Il pappagallo di «Portobello» e le presunte crudeltà
Caro direttore, ho visto la prima puntata di «Portobello». Ho 25 anni e non posso fare confronti con l’originale di Enzo Tortora, ma una cosa mi ha rattristato: vedere il povero pappagallo tra luci e telecamere, con decine di persone che gli si affollano attorno solo per fargli dire «Portobello». Ho trovato la cosa crudele...
Amelia Della Vigna
Cara Amelia, la sua opinione è condivisa da molti animalisti che hanno attaccato Antonella Clerici sostenendo che il pappagallo veniva maltrattato. Erano gli stessi, probabilmente, che avevano criticato aspramente Fabio Fazio per il suo acquario a «Che tempo che fa». Io ho tre cani e in passato ho avuto in casa di tutto: gatti, conigli, canarini, criceti.
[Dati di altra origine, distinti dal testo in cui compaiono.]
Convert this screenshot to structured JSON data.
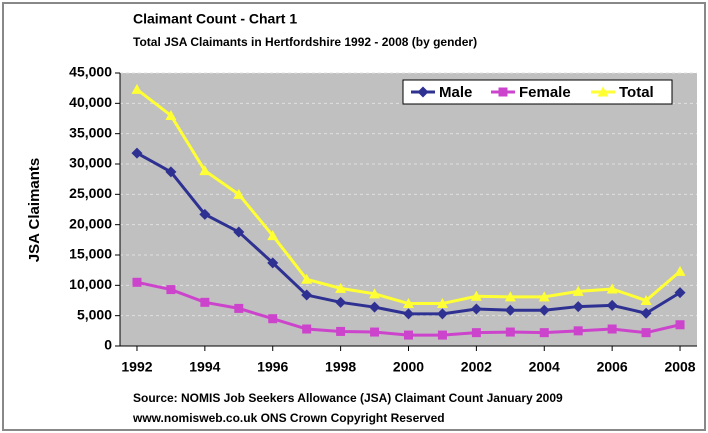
{
  "chart_data": {
    "type": "line",
    "title": "Claimant Count - Chart 1",
    "subtitle": "Total JSA Claimants in Hertfordshire 1992 - 2008 (by gender)",
    "y_label": "JSA Claimants",
    "source": [
      "Source: NOMIS Job Seekers Allowance (JSA) Claimant Count January 2009",
      "www.nomisweb.co.uk ONS Crown Copyright Reserved"
    ],
    "x": [
      1992,
      1993,
      1994,
      1995,
      1996,
      1997,
      1998,
      1999,
      2000,
      2001,
      2002,
      2003,
      2004,
      2005,
      2006,
      2007,
      2008
    ],
    "series": [
      {
        "name": "Male",
        "color": "#2e3192",
        "marker": "diamond",
        "values": [
          31800,
          28700,
          21700,
          18800,
          13700,
          8400,
          7200,
          6400,
          5300,
          5300,
          6100,
          5900,
          5900,
          6500,
          6700,
          5400,
          8800
        ]
      },
      {
        "name": "Female",
        "color": "#cc44cc",
        "marker": "square",
        "values": [
          10500,
          9300,
          7200,
          6200,
          4500,
          2800,
          2400,
          2300,
          1800,
          1800,
          2200,
          2300,
          2200,
          2500,
          2800,
          2200,
          3500
        ]
      },
      {
        "name": "Total",
        "color": "#ffff33",
        "marker": "triangle",
        "values": [
          42300,
          38000,
          28900,
          25000,
          18200,
          11000,
          9500,
          8600,
          7000,
          7000,
          8200,
          8100,
          8100,
          9000,
          9400,
          7500,
          12300
        ]
      }
    ],
    "xlim": [
      1991.5,
      2008.5
    ],
    "xticks": [
      1992,
      1994,
      1996,
      1998,
      2000,
      2002,
      2004,
      2006,
      2008
    ],
    "ylim": [
      0,
      45000
    ],
    "yticks": [
      0,
      {
        "value": 5000,
        "label": "5,000"
      },
      {
        "value": 10000,
        "label": "10,000"
      },
      {
        "value": 15000,
        "label": "15,000"
      },
      {
        "value": 20000,
        "label": "20,000"
      },
      {
        "value": 25000,
        "label": "25,000"
      },
      {
        "value": 30000,
        "label": "30,000"
      },
      {
        "value": 35000,
        "label": "35,000"
      },
      {
        "value": 40000,
        "label": "40,000"
      },
      {
        "value": 45000,
        "label": "45,000"
      }
    ],
    "grid": true,
    "legend": "top-right"
  }
}
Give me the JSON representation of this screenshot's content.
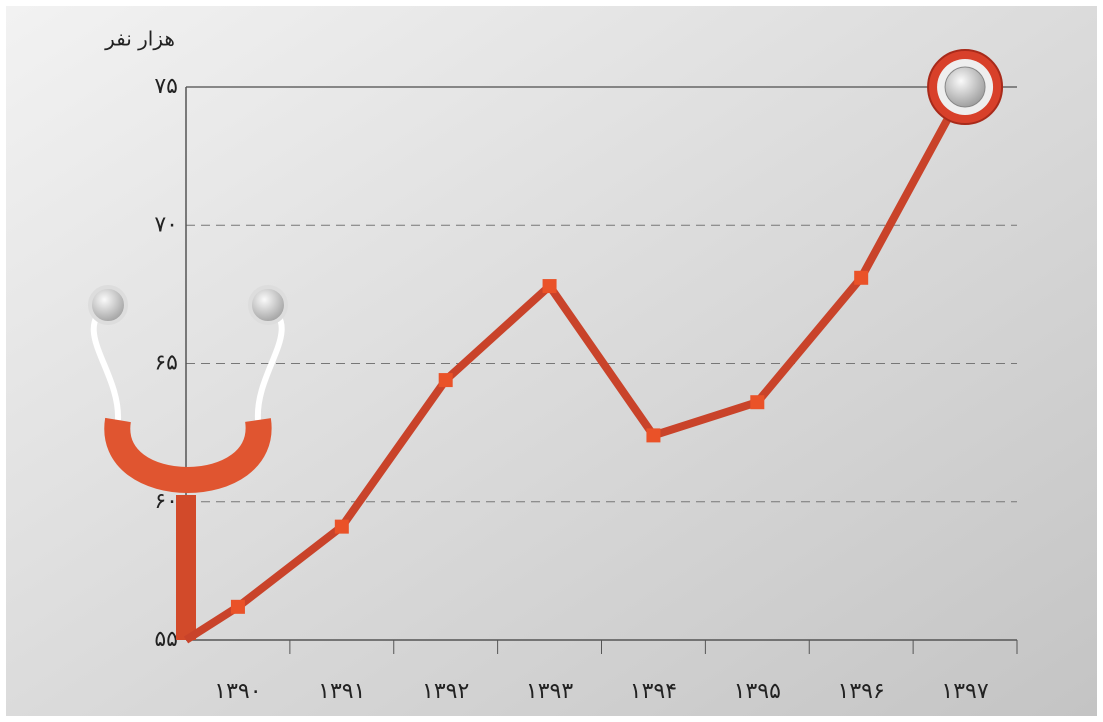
{
  "chart_data": {
    "type": "line",
    "y_label": "هزار نفر",
    "categories": [
      "۱۳۹۰",
      "۱۳۹۱",
      "۱۳۹۲",
      "۱۳۹۳",
      "۱۳۹۴",
      "۱۳۹۵",
      "۱۳۹۶",
      "۱۳۹۷"
    ],
    "values": [
      56.2,
      59.1,
      64.4,
      67.8,
      62.4,
      63.6,
      68.1,
      75
    ],
    "color": "#c9432a",
    "ylim": [
      55,
      75
    ],
    "yticks": [
      {
        "value": 55,
        "label": "۵۵"
      },
      {
        "value": 60,
        "label": "۶۰"
      },
      {
        "value": 65,
        "label": "۶۵"
      },
      {
        "value": 70,
        "label": "۷۰"
      },
      {
        "value": 75,
        "label": "۷۵"
      }
    ],
    "grid": true
  }
}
Ancora oggi prima di programmare una vacanza cerco di trovare una soluzione per i miei cani, persino se vado al cinema mi preoccupo del fatto che loro stiano a casa da soli per qualche ora. Li tratto direi «fin troppo» da umani (o almeno, questa è l’accusa di mia mamma), ma vedendo «Portobello» non ho pensato a crudeltà o altro: ho pensato che certi animalisti siano troppo radicali ed esagerino. E allora il cane Rex, i cavalli di Terence Hill in «Un passo dal cielo» e gli innumerevoli «colleghi» televisivi del pappagallo della Clerici? Tutti vittime di torture? No, perché in tv (e nei film) gli animali sono protetti da leggi che ne regolano l’utilizzo. Invece crudeltà, maltrattamenti e abbandoni appartengono purtroppo alla vita reale. E spesso i vigliacchi che li compiono la fanno franca. (a.v.)